Une enfance chaotique :
Eugène Atget est probablement, avec Robert Doisneau, l'un des photographes les plus légendaires de Paris qui ont contribué à documenter cette ville au passé chargé d’histoire, il est l’un des pères du style documentaire. Il est né en 1857 à Libourne, dans le sud ouest de la France et est mort à Paris en 1927 alors âgé de 70 ans. Après un début de vie chaotique, il a été orphelin à l’âge de cinq ans, il exerce des petits métiers variés, d’abord en tant que matelot dans la marine marchande, puis comme comédien raté ou peintre médiocre… Il erre sans moyen d’existence et sans réel revenu jusqu’à l’âge de ses quarante ans avant de se mettre à la photographie au début des années 1890 pensant fournir de la documentation aux peintres, comme le faisaient beaucoup de photographes depuis les années 50. Il est juste de dire qu'il était obsédé par la documentation de la ville dans toute sa splendeur, ainsi il oscille entre l’immortalisation de son côté raffiné et de son côté plus axé sur la pauvreté. Il tombe amoureux de Paris et plus précisément du vieux Paris, celui qui disparaît à vue d’œil sous les coups de boutoir d’une modernisation effrénée. Au cours de sa vie, il a fait une dizaine de milliers de négatifs, en utilisant un vieux matériel, même pour l’époque, une caméra et un trépied qui pesaient entre dix et quinze kilos. La photographie n'était pourtant pas encore réputée comme étant un médium artistique, il n’en était pas moins un artiste. Il est à ce titre l’un des grands documentaristes de Paris et son travail colossal reste aujourd’hui comme l’une des traces documentaires unique de la capitale.

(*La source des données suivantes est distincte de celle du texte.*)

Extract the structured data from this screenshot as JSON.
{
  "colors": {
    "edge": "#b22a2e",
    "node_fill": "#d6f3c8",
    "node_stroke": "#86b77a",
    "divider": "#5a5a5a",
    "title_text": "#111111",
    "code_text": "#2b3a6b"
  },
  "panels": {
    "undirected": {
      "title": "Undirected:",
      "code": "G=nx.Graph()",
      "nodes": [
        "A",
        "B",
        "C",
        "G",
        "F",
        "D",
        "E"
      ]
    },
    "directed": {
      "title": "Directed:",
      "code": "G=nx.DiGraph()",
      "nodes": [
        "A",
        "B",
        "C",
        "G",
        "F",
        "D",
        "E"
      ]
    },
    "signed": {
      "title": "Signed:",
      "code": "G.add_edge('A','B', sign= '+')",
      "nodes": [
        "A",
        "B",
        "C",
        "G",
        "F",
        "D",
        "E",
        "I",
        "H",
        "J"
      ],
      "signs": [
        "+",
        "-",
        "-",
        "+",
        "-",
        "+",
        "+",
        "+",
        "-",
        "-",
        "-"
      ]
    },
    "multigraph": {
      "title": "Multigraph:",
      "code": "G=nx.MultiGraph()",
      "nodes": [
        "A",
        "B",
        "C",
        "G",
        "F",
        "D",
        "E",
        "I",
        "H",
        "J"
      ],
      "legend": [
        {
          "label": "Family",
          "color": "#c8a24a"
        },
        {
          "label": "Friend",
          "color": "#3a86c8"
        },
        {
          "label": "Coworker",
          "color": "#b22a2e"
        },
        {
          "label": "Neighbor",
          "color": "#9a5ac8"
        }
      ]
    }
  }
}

Eugène Atget nous accompagne dans le « vieux Paris » qu’on arpente au fil de ses images, on découvre des lieux disparus, oubliés, ou inscrits désormais dans notre quotidien.
Atget et son œuvre seraient sans doute restés quasi inconnus si, peu de temps avant sa mort, il n’avait suscité l’intérêt de son voisin de Montparnasse, le peintre et photographe américain Man Ray et surtout celui de sa jeune assistante Bérénice Abbott. Son destin bascule alors de façon inattendue. Man Ray lui achète une quarantaine d’images dont quatre sont publiées en 1926 dans « La Révolution », la revue surréaliste d’André Breton. Bérénice Abbott se prend d’intérêt et d’amitié pour le vieux photographe. Après sa mort, en 1928, elle achète environ 1 500 négatifs et 10 000 tirages restant dans l’atelier, les emporte aux États-Unis et consacre quarante années à faire connaître cette œuvre qui aura une grande influence sur des photographes américains comme Walker Evans et Lee Friedlander. En 1968, elle vend sa collection au Museum of Modern Art de New York. En France, Robert Desnos, Georges Waldemar, Walter Benjamin s’intéressent à son œuvre. Paris pittoresque demeure la série qui a le plus marqué les surréalistes, notamment les vitrines des grands magasins, leurs agencements étonnants et leurs reflets fantastiques. Les mannequins, les prostituées, les maisons closes et les nus composent, avec les vitrines, l’essentiel de la collection que Man Ray et Bérénice Abbott ont constituée auprès du photographe. Atget devient alors une référence, un précurseur, une source d’inspiration inépuisable pour les milieux artistiques.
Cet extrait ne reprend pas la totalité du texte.